Should you be elected, what knowledge have you gained during your time as commissioner that you would take with you?
“One of the things I’ve learned just over the last year, is really how the road system works and what the problems are that we’re up against in paving. I said earlier, it’s about how much money it’s going to take and what we have to do. It took a long time to unearth all those things and figure out why all my roads were falling apart.
I’m hoping that in the next year, there are at least a couple major changes in our direction on what we are doing on road paving. We’ve got to do something completely different.”
How would you describe your ultimate vision for Etowah County?
“I think we have so many assets here. The river runs through here and Noccalula Falls is under-appreciated for its beauty and outdoor activities. It’ll promote the mega-site and really bring up the county.
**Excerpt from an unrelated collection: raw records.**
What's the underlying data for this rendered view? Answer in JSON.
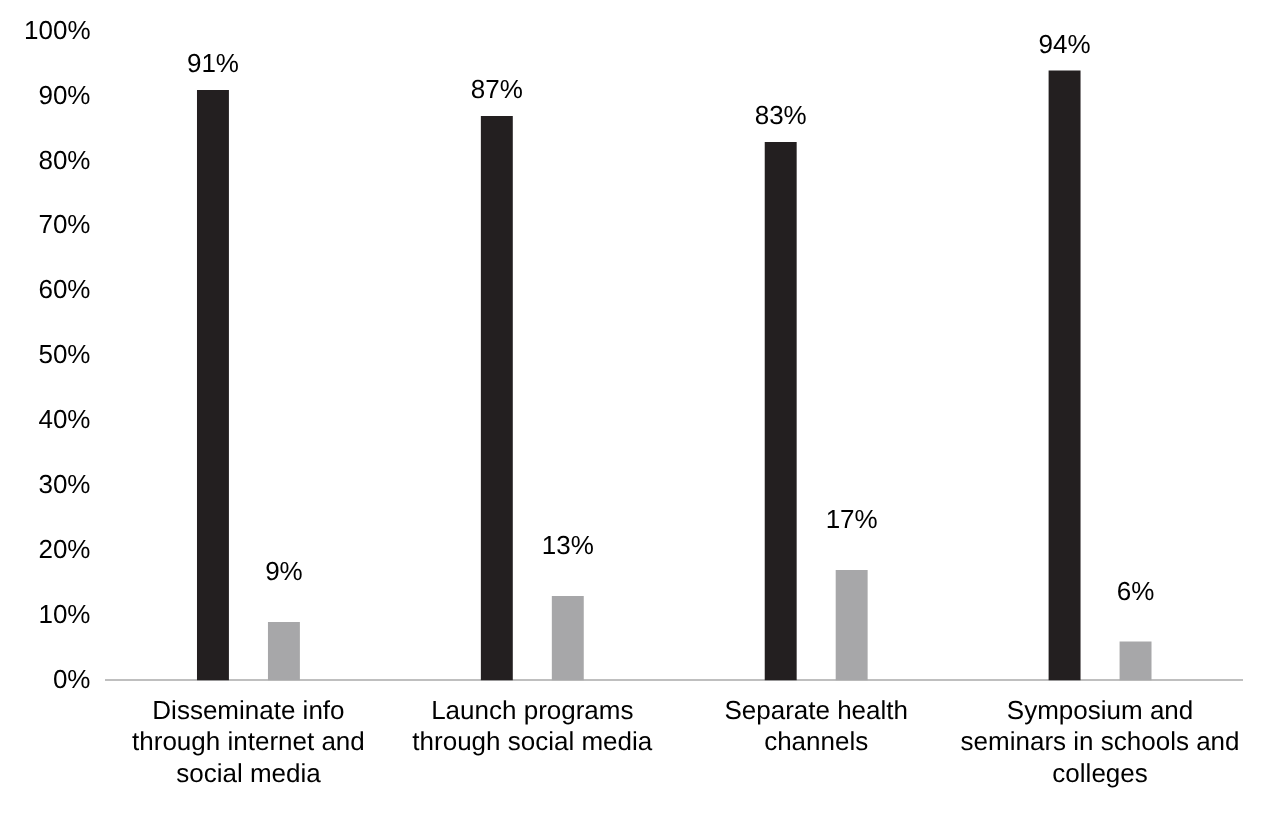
{
  "chart_data": {
    "type": "bar",
    "categories": [
      "Disseminate info through internet and social media",
      "Launch programs through social media",
      "Separate health channels",
      "Symposium and seminars in schools and colleges"
    ],
    "series": [
      {
        "color": "#231f20",
        "values": [
          91,
          87,
          83,
          94
        ],
        "value_labels": [
          "91%",
          "87%",
          "83%",
          "94%"
        ]
      },
      {
        "color": "#a7a7a9",
        "values": [
          9,
          13,
          17,
          6
        ],
        "value_labels": [
          "9%",
          "13%",
          "17%",
          "6%"
        ]
      }
    ],
    "ylim": [
      0,
      100
    ],
    "yticks": [
      {
        "value": 0,
        "label": "0%"
      },
      {
        "value": 10,
        "label": "10%"
      },
      {
        "value": 20,
        "label": "20%"
      },
      {
        "value": 30,
        "label": "30%"
      },
      {
        "value": 40,
        "label": "40%"
      },
      {
        "value": 50,
        "label": "50%"
      },
      {
        "value": 60,
        "label": "60%"
      },
      {
        "value": 70,
        "label": "70%"
      },
      {
        "value": 80,
        "label": "80%"
      },
      {
        "value": 90,
        "label": "90%"
      },
      {
        "value": 100,
        "label": "100%"
      }
    ],
    "grid": false,
    "legend": false
  }
}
All of that goes into making our community better. I think we could do better with our schools. What’s happening at Gadsden State is really the cornerstone of advanced technology. They’re building a new [Advanced Manufacturing] center over there hopefully soon. Things are really looking up, and I’m excited about being a part of that. We’re moving in the right direction.”
If there’s a message you’d like to send to voters, what would you say to them?
“Get involved. Be a part of the community. Be a part of the people who actually know what’s going on. Let’s promote what’s positive, because there’s a lot of positives to promote. Come to the commission and council meetings and find out what’s going on. Be a voice for what you want, and just get involved. Be a part of the solution.”